Salut, c’est Lize.
La dernière fois, je vous ai quittés alors que Samson de Dol rentrait avec son père, son oncle et un diacre, au monastère d’Ynys Pyr où ils ont été accueillis par l’abbé Pyron et l’évêque Dubric.
Le diacre ayant raconté comment Samson avait terrassé le dragon et la théomaque (une sorte de sorcière si on veut), Dubric décida de le nommer cellérier (gestionnaire du cellier contenant les provisions de nourriture et de boissons). Pourquoi est-ce Dubric qui nommait le cellérier du monastère et non Pyron, l’abbé, le chef… peut-être que Pyron n’était pas le plus fiable quand il s’agissait du cellier, comme nous le verrons. Samson était donc chargé de répartir équitablement les denrées du monastère. Il en a profité pour distribuer à manger aux pauvres. Mais l’ancien cellérier était jaloux et il l’a accusé auprès de Dubric de dilapider les bocaux de miel ! Ah, ça c’est une sévère accusation qui mérite au moins l’excommunication ! Et encore une fois, pourquoi était-ce Dubric qui jouait les juges de paix ? Dubric lui envoie un gamin pour lui dire de l’attendre au cellier, Samson rentre dans l’esprit du petit, comprend de quoi il retourne, hop, un signe de croix sur les bocaux, les voilà pleins à ras-bord ! Dubric, quand il est arrivé, était épaté ! Il s’est dit qu’un homme capable de remplir des pots de miel par la seule force de son esprit méritait une charge plus élevée.

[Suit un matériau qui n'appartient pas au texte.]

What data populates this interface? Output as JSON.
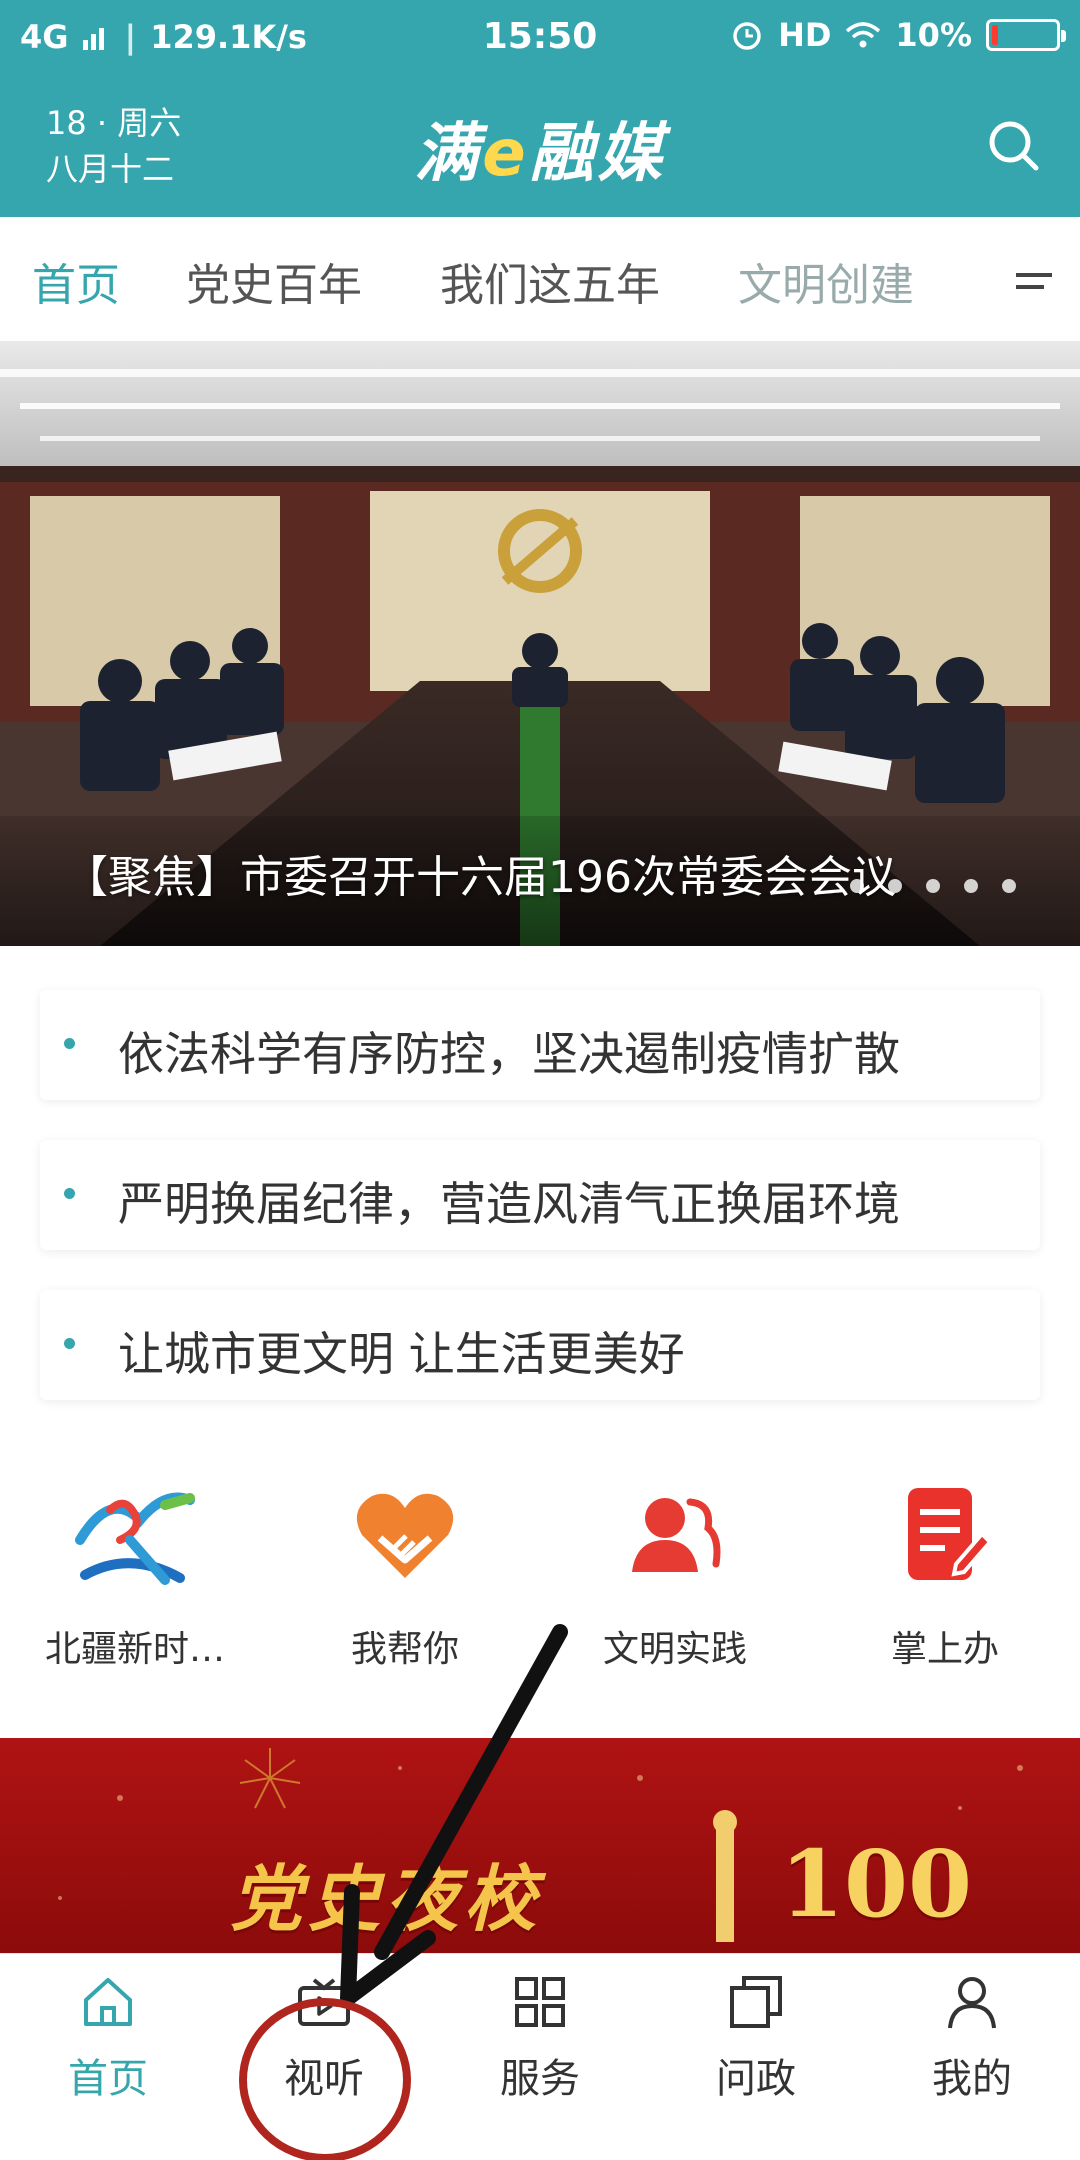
{
  "status_bar": {
    "network": "4G",
    "speed": "129.1K/s",
    "time": "15:50",
    "hd": "HD",
    "battery": "10%",
    "battery_level": 0.1,
    "icons": [
      "signal-icon",
      "alarm-icon",
      "wifi-icon",
      "battery-icon"
    ]
  },
  "header": {
    "date_line1": "18 · 周六",
    "date_line2": "八月十二",
    "logo_main1": "满",
    "logo_accent": "e",
    "logo_main2": "融媒",
    "search_icon": "search-icon"
  },
  "nav_tabs": [
    "首页",
    "党史百年",
    "我们这五年",
    "文明创建"
  ],
  "banner": {
    "title": "【聚焦】市委召开十六届196次常委会会议"
  },
  "headlines": [
    "依法科学有序防控，坚决遏制疫情扩散",
    "严明换届纪律，营造风清气正换届环境",
    "让城市更文明  让生活更美好"
  ],
  "quick_actions": [
    {
      "label": "北疆新时…",
      "icon": "beijiang-logo-icon"
    },
    {
      "label": "我帮你",
      "icon": "heart-handshake-icon"
    },
    {
      "label": "文明实践",
      "icon": "people-icon"
    },
    {
      "label": "掌上办",
      "icon": "document-edit-icon"
    }
  ],
  "promo": {
    "title": "党史夜校",
    "number": "100"
  },
  "bottom_nav": [
    {
      "label": "首页",
      "icon": "home-icon",
      "active": true
    },
    {
      "label": "视听",
      "icon": "video-icon",
      "active": false
    },
    {
      "label": "服务",
      "icon": "grid-icon",
      "active": false
    },
    {
      "label": "问政",
      "icon": "pages-icon",
      "active": false
    },
    {
      "label": "我的",
      "icon": "user-icon",
      "active": false
    }
  ],
  "colors": {
    "primary": "#35a6ad",
    "promo_red": "#b01313",
    "annotation": "#b1251f"
  }
}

Et, voyez les hasards de la vie, c’est le moment où l’abbé Pyron, complètement bourré, retourne à sa cellule, tombe la tête la première dans le puits… et meurt ! L’abbé Pyron buvait en cachette ! Ou plus exactement, il n’y avait que Samson qui ne le savait pas. Il paraît que Guibert de Nogent s’est indigné qu’on qualifie de saint un homme aux mœurs si dissolues. Mais Guibert ferait mieux de ne pas se mêler des affaires des Gallois, Pyron reste pour eux saint Pyr ou saint Pyro, et c’est comme ça ! En tout cas, voilà notre Samson nommé abbé du monastère d’Ynys Pyr.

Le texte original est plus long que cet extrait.